Employer pension contributions

As a tax-efficient method of extracting profit from your company, employer pension contributions tick most of the boxes – as long as you’re prepared to wait until you’re 55 to get your hands on the loot. No tax or NI has to be accounted for on the money your company pays into your registered pension fund and the investments grow in a tax-free environment.

Further tax breaks

Employer contributions are not only a tax-free benefit in kind for you, but unlike the payment of dividends by your company, they are tax deducible from its profits. The advantages don’t end there. When you reach 55 you can take 25% of your pension fund tax free. This all sounds very good, but you might be able to do better.

Tip. A further tax-efficient twist to the arrangement might be possible if your business owns the freehold or long lease on its premises.

Bricks and mortar

You and your fellow directors can use the employer pension contributions to buy all or part of your company’s trading premises. The pension fund can then lease the building back to your company at a market rate rent. The rent counts as a tax-deductible expense for the company, but your pension fund is exempt from paying tax on the rent it receives. Transferring the property from ownership by your company to your pension fund creates another tax-free way to extract income from the business.

Trap. The arrangement is not entirely tax free. If at the time the property is transferred to your pension it’s worth more than your company paid for it, your company might have to pay corporation tax (CT) on the difference.

Example. Your company bought the freehold of its trading premises in January 2001 for £150,000 and in April 2020 sells it to your pension fund for £270,000. Therefore, the gain on which CT is payable is £120,000. A deduction of £93,750 is allowed to account for the effects of inflation up to December 2017 (which is when it was frozen), this is known as indexation. After indexation there’s a taxable gain of just £26,250 on which the CT payable is £4,988.

The big picture

Selling a property and triggering a CT bill might not appeal to you, but in practice after taking account of the extra tax relief your company receives for the pension contributions it makes to pay for the property purchase, there’ll be hardly any tax to pay. In fact it’s likely HMRC will owe it money.
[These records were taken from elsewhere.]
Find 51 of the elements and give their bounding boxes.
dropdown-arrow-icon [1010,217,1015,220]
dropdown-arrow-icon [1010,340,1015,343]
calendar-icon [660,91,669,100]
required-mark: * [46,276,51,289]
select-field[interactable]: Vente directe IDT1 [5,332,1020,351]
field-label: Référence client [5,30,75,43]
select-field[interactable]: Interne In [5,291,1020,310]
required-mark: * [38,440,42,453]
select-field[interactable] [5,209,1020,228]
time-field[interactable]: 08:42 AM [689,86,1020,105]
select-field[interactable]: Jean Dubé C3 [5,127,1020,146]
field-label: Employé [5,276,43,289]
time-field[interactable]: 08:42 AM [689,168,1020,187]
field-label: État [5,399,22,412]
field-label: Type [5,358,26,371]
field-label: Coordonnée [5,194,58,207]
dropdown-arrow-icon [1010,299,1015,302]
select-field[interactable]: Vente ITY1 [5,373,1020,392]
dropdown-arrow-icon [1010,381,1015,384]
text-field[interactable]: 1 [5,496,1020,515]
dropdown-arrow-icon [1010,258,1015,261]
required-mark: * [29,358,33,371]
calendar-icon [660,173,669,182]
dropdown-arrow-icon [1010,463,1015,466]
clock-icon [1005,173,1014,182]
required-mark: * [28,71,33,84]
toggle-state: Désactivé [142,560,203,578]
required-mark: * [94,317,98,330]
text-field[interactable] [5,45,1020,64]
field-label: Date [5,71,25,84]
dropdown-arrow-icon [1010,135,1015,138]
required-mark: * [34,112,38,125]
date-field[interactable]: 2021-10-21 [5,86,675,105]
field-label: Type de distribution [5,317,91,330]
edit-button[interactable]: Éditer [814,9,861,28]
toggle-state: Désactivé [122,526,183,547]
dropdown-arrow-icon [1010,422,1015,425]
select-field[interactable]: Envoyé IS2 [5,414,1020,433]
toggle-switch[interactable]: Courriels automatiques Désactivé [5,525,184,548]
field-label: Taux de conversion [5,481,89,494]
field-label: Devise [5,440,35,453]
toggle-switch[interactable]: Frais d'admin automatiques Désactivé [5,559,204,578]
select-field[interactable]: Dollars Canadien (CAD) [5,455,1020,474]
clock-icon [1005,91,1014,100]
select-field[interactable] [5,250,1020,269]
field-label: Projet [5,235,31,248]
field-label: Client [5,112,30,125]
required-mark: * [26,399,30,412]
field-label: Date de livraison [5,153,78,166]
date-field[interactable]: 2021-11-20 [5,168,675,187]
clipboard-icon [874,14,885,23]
Example. Assuming the facts are the same as in the first example, to fund the purchase of the property your company makes employer contributions of £70,000 each for you and your three fellow directors – £280,000 in all. This provides enough to cover the property purchase price, plus stamp duty land tax and other expenses, e.g. valuation and legal costs. Your company will receive CT relief of £53,200 (£280,000 x 19%). This more than covers the £4,988 tax payable on the sale of the building and the difference will reduce the company’s normal CT bill.
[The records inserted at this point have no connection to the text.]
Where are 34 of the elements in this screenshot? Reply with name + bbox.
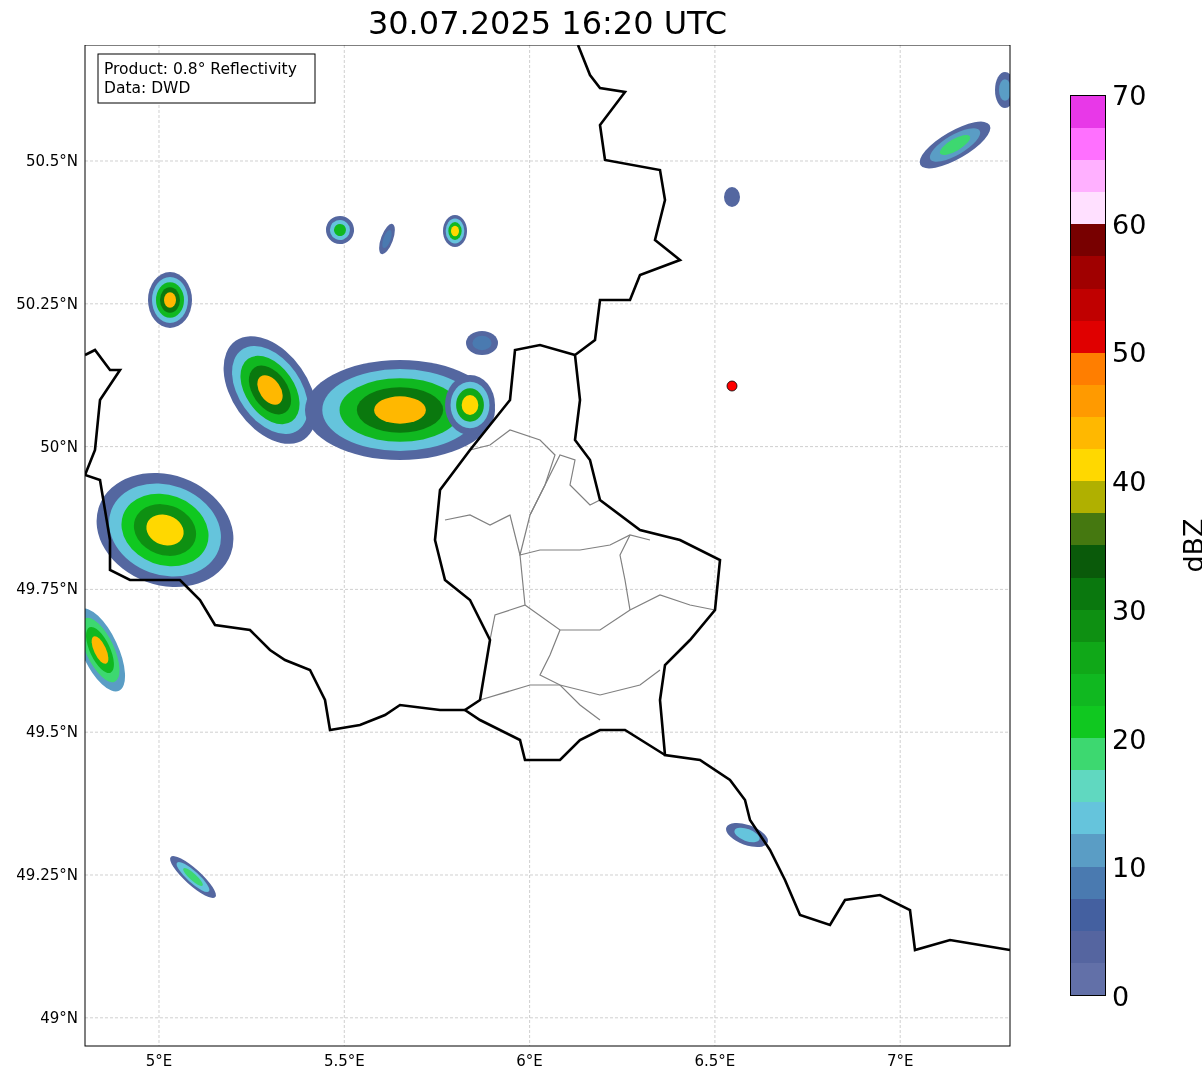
radar-echo <box>466 331 498 355</box>
latitude-label: 49.25°N <box>16 866 78 884</box>
colorbar-tick-label: 0 <box>1112 982 1130 1010</box>
radar-echo <box>326 216 354 244</box>
longitude-label: 6°E <box>516 1052 543 1070</box>
latitude-label: 50°N <box>40 437 78 456</box>
location-marker <box>726 380 738 392</box>
latitude-label: 49°N <box>40 1008 78 1027</box>
radar-echo <box>724 187 740 207</box>
longitude-label: 6.5°E <box>694 1052 736 1070</box>
chart-title: 30.07.2025 16:20 UTC <box>367 6 728 39</box>
longitude-label: 5.5°E <box>323 1052 365 1070</box>
latitude-label: 49.75°N <box>16 580 78 599</box>
longitude-label: 7°E <box>886 1052 914 1070</box>
latitude-label: 50.25°N <box>16 294 78 313</box>
colorbar-tick-label: 10 <box>1112 853 1147 881</box>
colorbar-tick-label: 60 <box>1112 210 1147 238</box>
colorbar-tick-label: 50 <box>1112 338 1147 366</box>
radar-echo <box>148 272 192 328</box>
radar-echo <box>170 856 216 898</box>
legend-text: Data: DWD <box>104 79 191 97</box>
radar-echo <box>379 223 395 255</box>
latitude-label: 50.5°N <box>25 152 78 170</box>
colorbar-tick-label: 20 <box>1112 725 1147 753</box>
colorbar-tick-label: 70 <box>1112 81 1147 109</box>
colorbar-tick-label: 30 <box>1112 596 1147 624</box>
radar-echo <box>995 72 1010 108</box>
radar-echo <box>726 822 768 848</box>
radar-echo <box>443 215 467 247</box>
longitude-label: 5°E <box>145 1052 173 1070</box>
colorbar-tick-label: 40 <box>1112 467 1147 495</box>
radar-echo <box>919 121 991 169</box>
latitude-label: 49.5°N <box>25 723 78 742</box>
legend-text: Product: 0.8° Reflectivity <box>104 60 297 78</box>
Note. To prevent a personal tax charge relating to the company making a pension contribution for you and the other directors you must each have sufficient pension “annual allowance” to cover the amount the company pays into your pension fund. Normally, the annual allowance is £40,000 per year plus any unused allowance from the previous three years.

Get advice. If you think that this scheme might work for you, the first step is to speak to your financial advisor or pension plan provider.